植民と惑星の未成年を働かせても……教えるだけならいいか。
幼年学校でも倉庫内作業くらいはするし。
「ういーっす。教えるから来て」
三人で搬入口に行く。
メリッサがいた。
「おーっすメリッサ」
「なんで袋被ってるの?」
おっと脱ぐの忘れた。
「ピゲット少佐がフォークリフト教えてって」
「えー、二人とも遊ぶなよ! 死ぬから!」
「やりませんって!」
「本当は弾薬帯作ったりとかあるんだろうけど、そっちは俺たちも手探りでやってるからなあ」
運転を教える。
「いいか。間違えると死ぬからな」
とは言ってもこの世界のフォークリフトは安全だ。
危なければAIとセンサーで自動的に止まる。
事故なんて聞かない。
倉庫内作業も危ない作業は人型重機使うからナノマシンで治療できないほどの怪我は少ない。

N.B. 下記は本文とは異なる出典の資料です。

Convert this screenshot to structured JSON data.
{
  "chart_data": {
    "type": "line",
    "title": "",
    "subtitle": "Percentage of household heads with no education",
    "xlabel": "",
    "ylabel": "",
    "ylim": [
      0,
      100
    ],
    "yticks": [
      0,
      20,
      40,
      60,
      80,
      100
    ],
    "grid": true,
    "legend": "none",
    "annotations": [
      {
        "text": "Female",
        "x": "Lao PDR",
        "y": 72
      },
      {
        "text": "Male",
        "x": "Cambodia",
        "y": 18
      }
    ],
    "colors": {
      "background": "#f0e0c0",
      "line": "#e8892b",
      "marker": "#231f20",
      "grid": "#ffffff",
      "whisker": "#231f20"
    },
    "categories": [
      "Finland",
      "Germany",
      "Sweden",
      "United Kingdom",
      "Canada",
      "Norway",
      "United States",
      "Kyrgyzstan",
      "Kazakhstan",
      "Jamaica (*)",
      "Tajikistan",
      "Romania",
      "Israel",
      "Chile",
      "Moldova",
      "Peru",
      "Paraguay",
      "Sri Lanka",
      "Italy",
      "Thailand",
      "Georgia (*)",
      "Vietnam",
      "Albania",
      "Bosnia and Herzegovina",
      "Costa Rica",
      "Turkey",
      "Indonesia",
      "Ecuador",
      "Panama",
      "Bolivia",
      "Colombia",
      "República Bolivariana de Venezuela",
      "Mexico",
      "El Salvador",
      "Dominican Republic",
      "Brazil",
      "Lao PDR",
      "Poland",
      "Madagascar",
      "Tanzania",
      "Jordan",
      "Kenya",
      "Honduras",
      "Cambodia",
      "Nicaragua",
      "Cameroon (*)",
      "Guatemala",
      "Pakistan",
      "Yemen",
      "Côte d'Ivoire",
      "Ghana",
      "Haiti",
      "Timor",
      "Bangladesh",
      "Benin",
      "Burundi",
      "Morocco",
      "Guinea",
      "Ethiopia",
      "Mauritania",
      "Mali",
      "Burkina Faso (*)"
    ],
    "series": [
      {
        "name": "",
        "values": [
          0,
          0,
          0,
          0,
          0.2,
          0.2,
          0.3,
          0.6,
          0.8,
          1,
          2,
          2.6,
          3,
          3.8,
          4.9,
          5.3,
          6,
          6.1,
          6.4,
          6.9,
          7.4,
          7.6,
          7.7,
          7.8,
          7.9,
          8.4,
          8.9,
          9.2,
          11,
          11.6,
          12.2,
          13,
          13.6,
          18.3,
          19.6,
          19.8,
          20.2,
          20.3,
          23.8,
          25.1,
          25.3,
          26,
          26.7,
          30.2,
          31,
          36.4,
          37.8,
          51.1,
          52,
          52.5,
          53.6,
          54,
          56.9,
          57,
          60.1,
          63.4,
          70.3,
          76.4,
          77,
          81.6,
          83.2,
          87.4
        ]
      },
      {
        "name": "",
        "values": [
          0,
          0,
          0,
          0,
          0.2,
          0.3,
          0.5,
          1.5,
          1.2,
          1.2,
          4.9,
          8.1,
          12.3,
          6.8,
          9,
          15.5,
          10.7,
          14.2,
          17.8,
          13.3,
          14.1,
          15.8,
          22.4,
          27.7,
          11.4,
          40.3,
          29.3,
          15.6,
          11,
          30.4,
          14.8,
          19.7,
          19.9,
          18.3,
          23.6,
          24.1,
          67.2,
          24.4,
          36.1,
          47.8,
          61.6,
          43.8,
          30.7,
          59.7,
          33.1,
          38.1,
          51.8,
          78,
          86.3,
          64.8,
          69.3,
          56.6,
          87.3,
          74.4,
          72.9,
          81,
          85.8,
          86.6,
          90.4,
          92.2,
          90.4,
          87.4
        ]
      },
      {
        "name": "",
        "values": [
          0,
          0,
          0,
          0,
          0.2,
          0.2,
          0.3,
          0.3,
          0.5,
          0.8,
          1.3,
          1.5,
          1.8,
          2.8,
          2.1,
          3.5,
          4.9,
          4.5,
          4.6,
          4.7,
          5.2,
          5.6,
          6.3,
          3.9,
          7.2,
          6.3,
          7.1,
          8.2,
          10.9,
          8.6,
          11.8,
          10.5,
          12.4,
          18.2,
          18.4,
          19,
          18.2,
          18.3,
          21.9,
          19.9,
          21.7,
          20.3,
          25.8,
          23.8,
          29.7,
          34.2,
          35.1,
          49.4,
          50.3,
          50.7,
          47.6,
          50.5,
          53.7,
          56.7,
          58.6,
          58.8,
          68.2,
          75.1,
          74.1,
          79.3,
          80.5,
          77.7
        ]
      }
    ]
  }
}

軍の作業だとたまに死人出るけど、それもかなり少ない。
この世界で未だに危ないのは下水道関連くらいだろうか。
二人もすぐに運転できるようになった。
「んじゃそこの食料の箱運んで」
「了解です……ってレオさん普通に教えられるじゃないですか!」
「いや最初も普通に教えたつもりなんだけど……」
「レオさんの感覚はズレてるんですよ!!!」
「えー……」
怒られながら作業。
ドンドン荷物を運んでいく。
で、ゲートに行くと近衛隊のおっさんがいた。
「ちゃーっす。実習中です」
「お、おう、ちゃんと教えてやれよー」
「うぃーっす」
で、ここまでは良かったんだわ。
ほんと日常パート。
問題はトラックが突っ込んできたこと。
貨物室からパルスライフルで武装した兵士が出てきたことだ。
フォークリフトから飛び降りて一人をぶん殴る。
そのまま人質にしながらパルスライフルを奪って乱射。
威力はパラライズモード。
数人を戦闘不能にする。
近衛隊のところまで逃げるとさらに数人が素手でボコボコにされていた。
強すぎる。
すぐに警報ボタンを押す。
エッジとココはこのタイミングで合流。
「二人ほどこいつでぶん殴って気絶させました」
そう言ってエッジはへし折れた木剣を捨てる。
「あはは! レオさんといると退屈しないわ!」
ココは大の男を素手でボコボコにしたようだ。
拳に歯が刺さってた。
「ああ見えてもココは村一番の戦士で……」
「わかるわー。エッジくんココちゃん係ね」
「村でもそうでした……」
気にすんなモテ男。
と声をかけようかと思ったら、フェンスがなぎ倒されていく。
「アホだろ!!!」
戦車である。
皇族の暗殺に戦車持ち出すバカがいた。